Living a Gluten-Free Life

Disclaimer: This post is pretty long. I warned you ;)

My gluten-free journey began last summer when I started having severe and chronic gastrointestinal issues. Out of nowhere, I was sick pretty much every day. I was having every tummy issue you could imagine, bloating, vomiting, cramping, etc, etc. Finally, after not getting to leave for a river trip with the coach's wives on the day I was supposed to, I had had enough. I called my mom bawling (she knew I hadn't been well) and she said that I needed to call my doctor the following Monday. I ended up going to the doctor after I returned from our river trip, and they ran several tests on me and did blood work to see if I had some sort of infection or parasite. Those tests didn't reveal anything, so I was referred to a GI specialist. He concluded that I was malnourished (I had lost 10 lbs) and needed to have a endoscopy as soon as possible. A week later, the procedure was done. I was scared of what it might reveal, but I knew that the Lord would watch over and take care of me. They took a biopsy of my stomach and small intestine which revealed that I had Celiac Disease. Ironically, my mom had recently read a short article in a magazine about Celiac and thought that that may be it!

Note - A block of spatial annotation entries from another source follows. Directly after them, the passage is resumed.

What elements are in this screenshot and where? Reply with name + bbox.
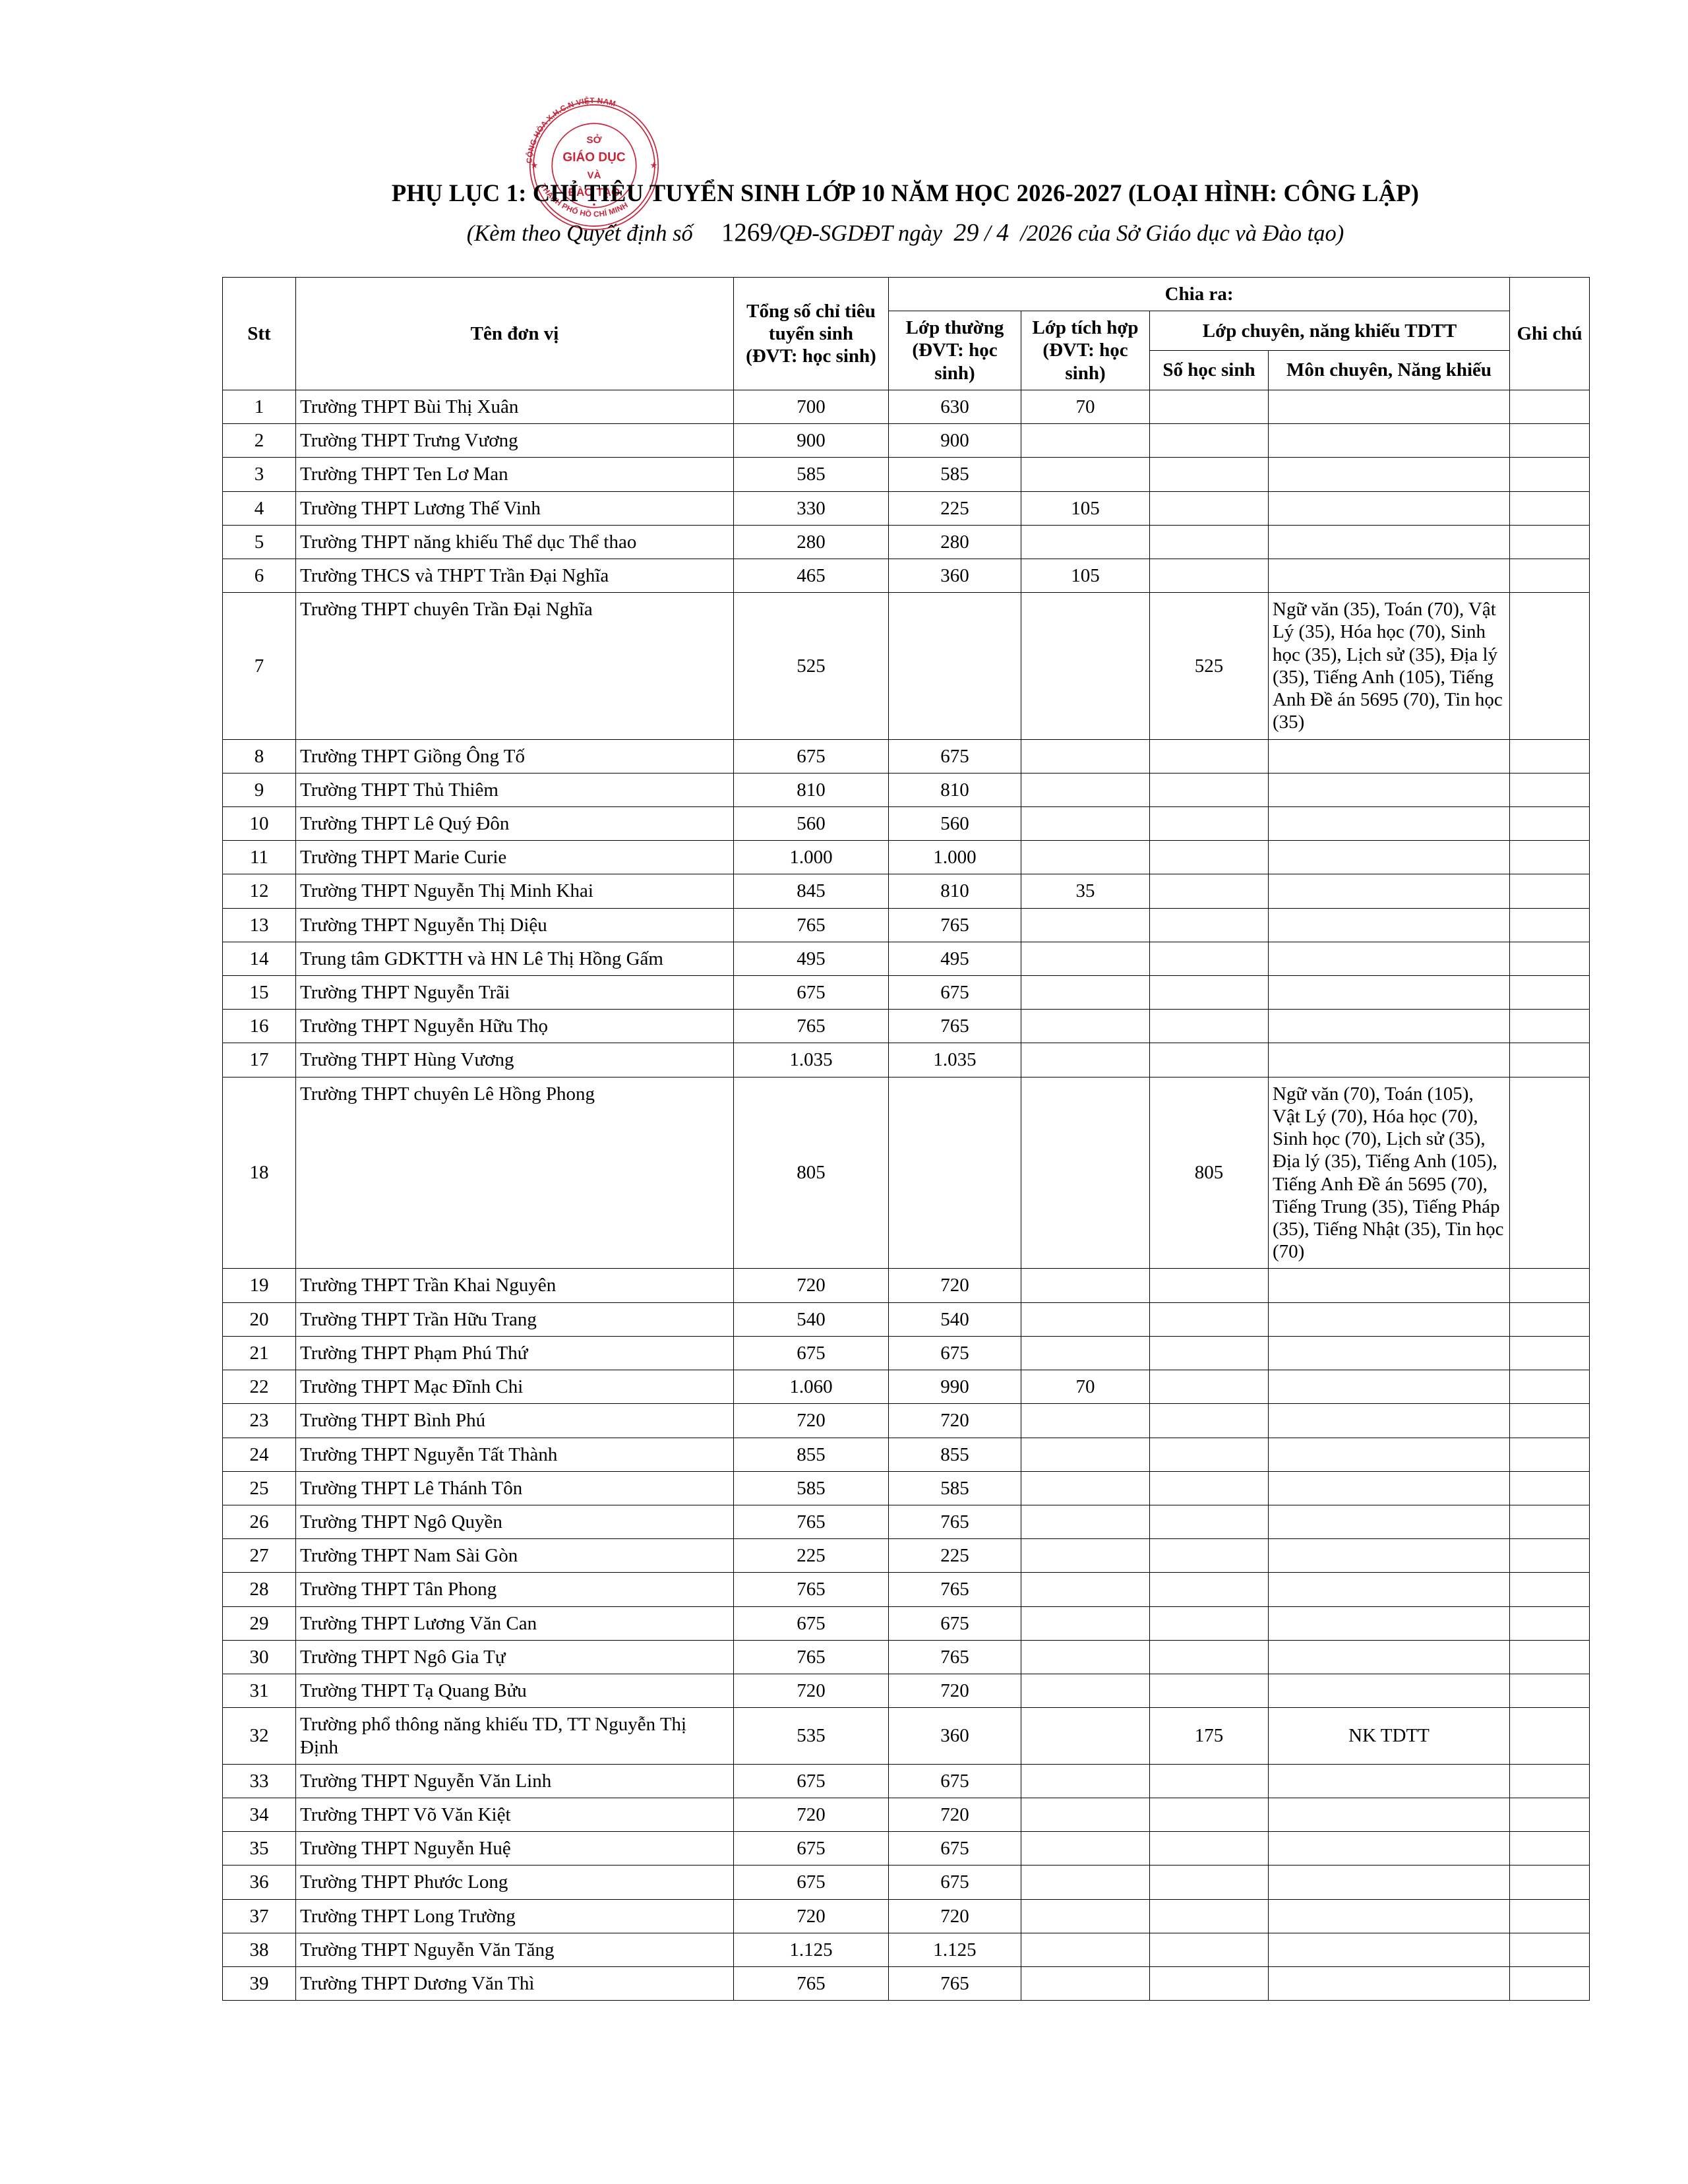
svg-text:VÀ: VÀ [588, 170, 601, 181]
svg-text:GIÁO DỤC: GIÁO DỤC [562, 150, 625, 164]
svg-text:★: ★ [530, 160, 538, 170]
svg-text:SỞ: SỞ [587, 134, 602, 146]
svg-text:ĐÀO TẠO: ĐÀO TẠO [568, 186, 620, 198]
svg-text:★: ★ [650, 160, 658, 170]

So, what the heck is Celiac Disease?! Celiac is a digestive disorder that is characterized by a toxic reaction to the protein (gluten) found in certain grains (wheat, barley, rye, oats). Celiac is hereditary, chronic, and autoimmune. Celiac disease is NOT a food allergy (although some do have allergies to it), and the only "cure" is to eat gluten-free for life.

This was extremely scary to me at first. On one hand, I was thankful that I finally knew something and that it was nothing that would require further medical treatment, but on the other hand I'm thinking "I don't WANT to eat this way!" Now I am grateful that I have a disease that I get to control. It's up to me to keep myself healthy, and that is a blessing. I don't have to endure any kinds of treatments or medical procedures.

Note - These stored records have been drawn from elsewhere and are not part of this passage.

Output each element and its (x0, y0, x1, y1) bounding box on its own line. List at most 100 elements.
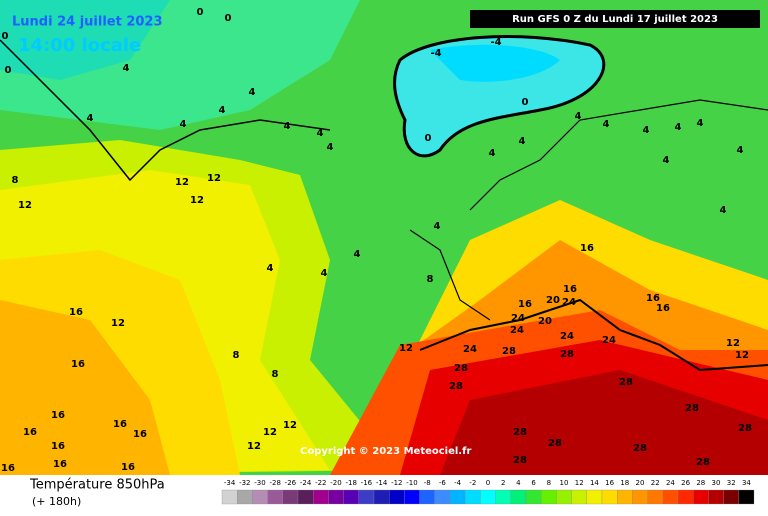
contour-label: 24 (463, 344, 477, 355)
contour-label: 4 (284, 121, 291, 132)
legend-tick-label: -10 (406, 479, 417, 487)
legend-tick-label: 18 (620, 479, 629, 487)
legend-swatch (237, 489, 253, 505)
contour-label: 4 (675, 122, 682, 133)
legend-swatch (252, 489, 268, 505)
contour-label: 24 (510, 325, 524, 336)
legend-swatch (358, 489, 375, 505)
contour-label: 8 (272, 369, 279, 380)
legend-tick-label: 4 (516, 479, 521, 487)
map-region (0, 0, 170, 80)
legend-tick-label: -24 (300, 479, 312, 487)
legend-swatch (617, 489, 633, 505)
contour-label: 28 (449, 381, 463, 392)
legend-swatch (297, 489, 314, 505)
contour-label: 0 (522, 97, 529, 108)
contour-label: 16 (53, 459, 67, 470)
contour-label: 24 (562, 297, 576, 308)
contour-label: 12 (735, 350, 749, 361)
legend-swatch (601, 489, 618, 505)
contour-label: 0 (2, 31, 9, 42)
contour-label: 28 (513, 455, 527, 466)
legend-swatch (434, 489, 451, 505)
legend-swatch (221, 489, 238, 505)
legend-tick-label: 26 (681, 479, 690, 487)
legend-swatch (647, 489, 663, 505)
legend-swatch (328, 489, 344, 505)
legend-tick-label: 12 (575, 479, 584, 487)
contour-label: 4 (434, 221, 441, 232)
legend-tick-label: -34 (224, 479, 236, 487)
contour-label: 16 (656, 303, 670, 314)
legend-tick-label: 6 (531, 479, 536, 487)
legend-tick-label: 0 (486, 479, 490, 487)
contour-label: 28 (696, 457, 710, 468)
contour-label: 28 (454, 363, 468, 374)
contour-label: 12 (726, 338, 740, 349)
legend-swatch (738, 489, 755, 505)
contour-label: 16 (51, 441, 65, 452)
contour-label: 12 (111, 318, 125, 329)
contour-label: 4 (123, 63, 130, 74)
legend-tick-label: -16 (361, 479, 373, 487)
legend-tick-label: -8 (424, 479, 431, 487)
valid-date: Lundi 24 juillet 2023 (12, 15, 163, 30)
legend-swatch (449, 489, 466, 505)
legend-tick-label: 16 (605, 479, 614, 487)
contour-label: 4 (219, 105, 226, 116)
contour-label: 28 (560, 349, 574, 360)
contour-label: 12 (175, 177, 189, 188)
contour-label: 16 (69, 307, 83, 318)
map-region (440, 370, 768, 475)
contour-label: 16 (563, 284, 577, 295)
legend-swatch (343, 489, 359, 505)
legend-tick-label: -2 (469, 479, 476, 487)
contour-label: 28 (513, 427, 527, 438)
legend-swatch (419, 489, 435, 505)
legend-swatch (541, 489, 557, 505)
legend-swatch (480, 489, 496, 505)
contour-label: -4 (490, 37, 501, 48)
contour-label: 4 (603, 119, 610, 130)
legend-swatch (632, 489, 648, 505)
legend-tick-label: 32 (727, 479, 736, 487)
contour-label: 4 (180, 119, 187, 130)
contour-label: 24 (602, 335, 616, 346)
contour-label: 16 (646, 293, 660, 304)
contour-label: -4 (430, 48, 441, 59)
legend-tick-label: 34 (742, 479, 751, 487)
legend-swatch (313, 489, 329, 505)
contour-label: 16 (51, 410, 65, 421)
legend-tick-label: 8 (547, 479, 551, 487)
contour-label: 28 (738, 423, 752, 434)
contour-label: 12 (190, 195, 204, 206)
legend-tick-label: -32 (239, 479, 250, 487)
legend-swatch (267, 489, 283, 505)
contour-label: 0 (225, 13, 232, 24)
contour-label: 8 (427, 274, 434, 285)
legend-swatch (495, 489, 511, 505)
legend-swatch (282, 489, 299, 505)
contour-label: 16 (580, 243, 594, 254)
legend-swatch (404, 489, 420, 505)
legend-tick-label: 2 (501, 479, 505, 487)
legend-lead: (+ 180h) (32, 495, 81, 508)
contour-label: 4 (489, 148, 496, 159)
contour-label: 4 (519, 136, 526, 147)
contour-label: 28 (502, 346, 516, 357)
legend-tick-label: 14 (590, 479, 599, 487)
contour-label: 16 (133, 429, 147, 440)
legend-swatch (693, 489, 709, 505)
legend-tick-label: 30 (712, 479, 721, 487)
contour-label: 4 (321, 268, 328, 279)
contour-label: 4 (249, 87, 256, 98)
legend-tick-label: 24 (666, 479, 675, 487)
cold-core (430, 44, 560, 82)
legend-title: Température 850hPa (29, 478, 165, 493)
contour-label: 4 (643, 125, 650, 136)
legend-tick-label: 10 (560, 479, 569, 487)
contour-label: 20 (538, 316, 552, 327)
contour-label: 4 (327, 142, 334, 153)
contour-label: 20 (546, 295, 560, 306)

One of the first things I bought was this book:

It is very informative and helpful to a newly G-free eater as well as their families! It tells you just about everything you need to know about living a gluten-free life.

One of the hardest parts of this lifestyle for me has been eating out. Fast food is pretty much out for me (a blessing in disguise) and eating at restaurants can be tricky. Some restaurants are very cooperative (PF Changs, Pei Wei, Outback, Natural Food Center) but others have NOTHING that I can eat which is probably frustrating for people eating with me! This has actually been a good thing though because I now cook dinner at home more than I ever have. Not only are Rob and I saving money, but we are also saving ourselves from lots of hidden ingredients and toxins in mass produced foods.

The best place (in Abilene) to find gluten-free products is Drug Emporium, but they can also be found in major grocery stores now! It's exciting to me that even Betty Crocker has these products now! There is a replacement for just about everything that I enjoyed before. Textures of thing like breads, baked goods and pastas are definitely different from the "regular" stuff, but it's something that I am now kind of used to. Here's an example of a dinner we enjoyed last night:

Gluten-free pasta bake! I made it with brown rice macaroni which is more nutritious than regular bleached white pasta.

Living a g-free life is a great, natural way to live. I have never felt better than I do today, and I really believe that it is a good way to live for even those who do not have gluten intolerances. I can eat anything that comes naturally from the earth, which is what we should be doing anyway, right? People ask me all the time, "Do you ever cheat?" and my answer is "NO WAY! It's so not worth it!"

Gluten can hide in tricky places, so if you are making the switch to a g-free life, read EVERY label! Some of these include:
-soy sauce
-seasoning packets
-salad dressings
-"Modified food starch" could be code for gluten!! Don't chance it!

Anyway, I think I've probably harped on this topic enough for today, but if you want to know anything, just ask! :):)


Shelley said...

Ok, I would LOVE to have your email address... I recently had the blood test for Celiac disease and I am full of questions. Do you mind chatting over email? Mine is sdhale@embarqmail.com. Loved the post! I am getting the book!

Kelsey @ Seattle Smith's said...

I am so glad you figured it out and are feeling great with your gluten free diet! What a great tidbits!

Roxanne said...

Katie, what helpful and informative post! Good job.

Whitney said...

One of my friends thought she had fibromyalgia (sp.?) and started a gluten free diet, has lost about 20 pounds and feels amazing! It has changed her life! You definitely should post more about this... I don't have any symptoms but am always looking for ways to eat better! ;) I feel like lately I'm just in a rut! We don't have any junk food in our house but I definitely don't eat enough fruits and veggies!